My colleagues and I booked our return ticket long before we even left Lagos for Accra a week before. It was supposed to be a 0700hrs flight from Accra to Lagos. We got to the airport and checked in before 0600hrs. And then the wait began. 0700hrs – and there was none. 0800hrs – we were still hoping. 0900hrs – hope alive. 1000hrs – were we feeling hunger? To make it more interesting, no announcement from anyone. The Arik staff on duty was about to go off duty and did the best she could, which was to bring a trolley full of snacks and drinks for us. We were too angry to eat. We did not want food but Lagos. Time indeed heals all wound. One after the other, we walked to the trolley and helped ourselves, getting slight succor. We, however, still forced ourselves to remain angry.

And the lady for afternoon duty arrived. And before our very own eyes, passengers for the afternoon flight to Lagos started arriving for check in. 1200hrs – boarding passes were being issued to afternoon flight passengers. Morning flight passengers would have none of that. And all hell broke loose. Screaming, shouting, several punches to the table top of the ‘innocent staff.’ It only abated when we were assured that two flights were on their way from Lagos – placebo.

1500hrs – grade one hunger, I had to leave the airport to spend my last five cedis on proper kenkey and fish. Did I tell you all of Africa is the same? I bought ‘pure water’ just like in Lagos – that story is for another day.

After several hours of craning our necks to see the name on every newly arriving plane, an Arik flight landed at about 2200hrs. Wasn’t my flight supposed to be for  0700hrs? After yelling serious warnings to those loading our bags into the plane to attend to morning passengers first, we proceeded to the boarding gate. Over two hundred people struggled in no particular pattern to pass through a door that could accommodate only one at a time.

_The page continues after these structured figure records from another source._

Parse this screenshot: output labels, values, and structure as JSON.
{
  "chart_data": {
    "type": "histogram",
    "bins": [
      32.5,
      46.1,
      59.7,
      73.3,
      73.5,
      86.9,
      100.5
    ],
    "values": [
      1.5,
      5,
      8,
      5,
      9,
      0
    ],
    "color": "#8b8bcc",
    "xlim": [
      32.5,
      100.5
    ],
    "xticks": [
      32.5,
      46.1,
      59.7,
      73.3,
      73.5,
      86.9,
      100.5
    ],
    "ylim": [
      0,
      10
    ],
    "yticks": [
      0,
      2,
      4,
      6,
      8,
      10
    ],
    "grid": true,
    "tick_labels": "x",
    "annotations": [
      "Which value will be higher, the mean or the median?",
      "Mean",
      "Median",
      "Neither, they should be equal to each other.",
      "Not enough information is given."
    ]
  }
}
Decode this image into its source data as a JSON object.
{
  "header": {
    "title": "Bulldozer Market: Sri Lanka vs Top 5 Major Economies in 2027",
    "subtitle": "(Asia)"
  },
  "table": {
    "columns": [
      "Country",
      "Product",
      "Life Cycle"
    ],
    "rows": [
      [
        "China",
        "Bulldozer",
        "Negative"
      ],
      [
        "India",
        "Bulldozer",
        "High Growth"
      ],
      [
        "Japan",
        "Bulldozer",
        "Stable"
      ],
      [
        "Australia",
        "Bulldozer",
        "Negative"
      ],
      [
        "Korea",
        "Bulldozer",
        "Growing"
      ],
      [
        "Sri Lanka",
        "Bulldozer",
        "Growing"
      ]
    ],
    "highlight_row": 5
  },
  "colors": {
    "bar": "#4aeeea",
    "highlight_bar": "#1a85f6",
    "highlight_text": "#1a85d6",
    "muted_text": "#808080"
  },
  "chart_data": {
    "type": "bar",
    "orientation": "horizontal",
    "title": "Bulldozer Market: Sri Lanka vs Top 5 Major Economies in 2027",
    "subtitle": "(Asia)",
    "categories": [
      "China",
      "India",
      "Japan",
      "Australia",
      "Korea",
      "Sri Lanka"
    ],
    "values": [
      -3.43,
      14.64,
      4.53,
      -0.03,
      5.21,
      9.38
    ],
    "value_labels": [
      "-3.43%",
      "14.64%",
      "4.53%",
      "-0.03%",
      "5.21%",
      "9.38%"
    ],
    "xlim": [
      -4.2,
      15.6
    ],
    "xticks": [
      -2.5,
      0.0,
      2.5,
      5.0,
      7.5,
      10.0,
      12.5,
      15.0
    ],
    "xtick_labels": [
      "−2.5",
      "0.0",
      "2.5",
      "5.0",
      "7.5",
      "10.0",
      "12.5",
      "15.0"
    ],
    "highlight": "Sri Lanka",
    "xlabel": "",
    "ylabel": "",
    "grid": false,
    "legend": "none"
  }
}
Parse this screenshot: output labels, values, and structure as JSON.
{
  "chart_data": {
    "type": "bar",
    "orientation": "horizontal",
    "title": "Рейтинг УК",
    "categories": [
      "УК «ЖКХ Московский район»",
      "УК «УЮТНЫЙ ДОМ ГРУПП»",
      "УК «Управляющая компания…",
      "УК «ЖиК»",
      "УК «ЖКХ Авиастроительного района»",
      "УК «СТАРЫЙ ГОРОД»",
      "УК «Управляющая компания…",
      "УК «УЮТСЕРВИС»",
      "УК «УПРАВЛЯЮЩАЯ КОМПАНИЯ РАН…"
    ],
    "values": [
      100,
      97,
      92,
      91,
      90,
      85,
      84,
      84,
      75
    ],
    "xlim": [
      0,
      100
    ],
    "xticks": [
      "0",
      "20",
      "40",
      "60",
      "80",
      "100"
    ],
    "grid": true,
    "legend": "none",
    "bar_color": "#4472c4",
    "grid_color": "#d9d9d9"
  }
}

I shall never forget the look on the face of one of the cabin crew of a Lufthansa flight as they passed by us to board their plane. The look of disdain followed by a shake of her head said, ‘Africans will always be barbarians.’ Because most of the Lagos bound passengers were Nigerians, Ghanaian airport staff easily got tired of enforcing decorum. They left us to our devices.

Struggling, pushing, shoving…tug of war, or better still, survival of the fittest. I joined the band wagon and I got a place on the plane. And when it was filled, yells of, ‘I will stand. I will sit on the floor’ were firmly rejected by the cabin crew. We arrived Lagos at about 2345hrs. My 0700hrs flight.

So Arik air can mess up Nigerians with impunity. They can conveniently choose to merge two flights into one knowing fully well that many would definitely lose out – of course, no refunds. What a cool way to make money! In today’s case, they deliberately overbooked a flight to unethically maximize profits, leaving faithful passengers to tear themselves apart.

Where is the Nigerian Civil Aviation Authority (NCAA)? Where is the Ministry of Transport? Why are Nigerians always a soft target for unethical business practices? Where is the defender of the defenseless? Why hasn’t the wind of change blown to this sector? Arik air is a Nigerian airliner. Let us treat ourselves right before expecting good treatment from others. Others are actually watching. I rest my rant…no, case.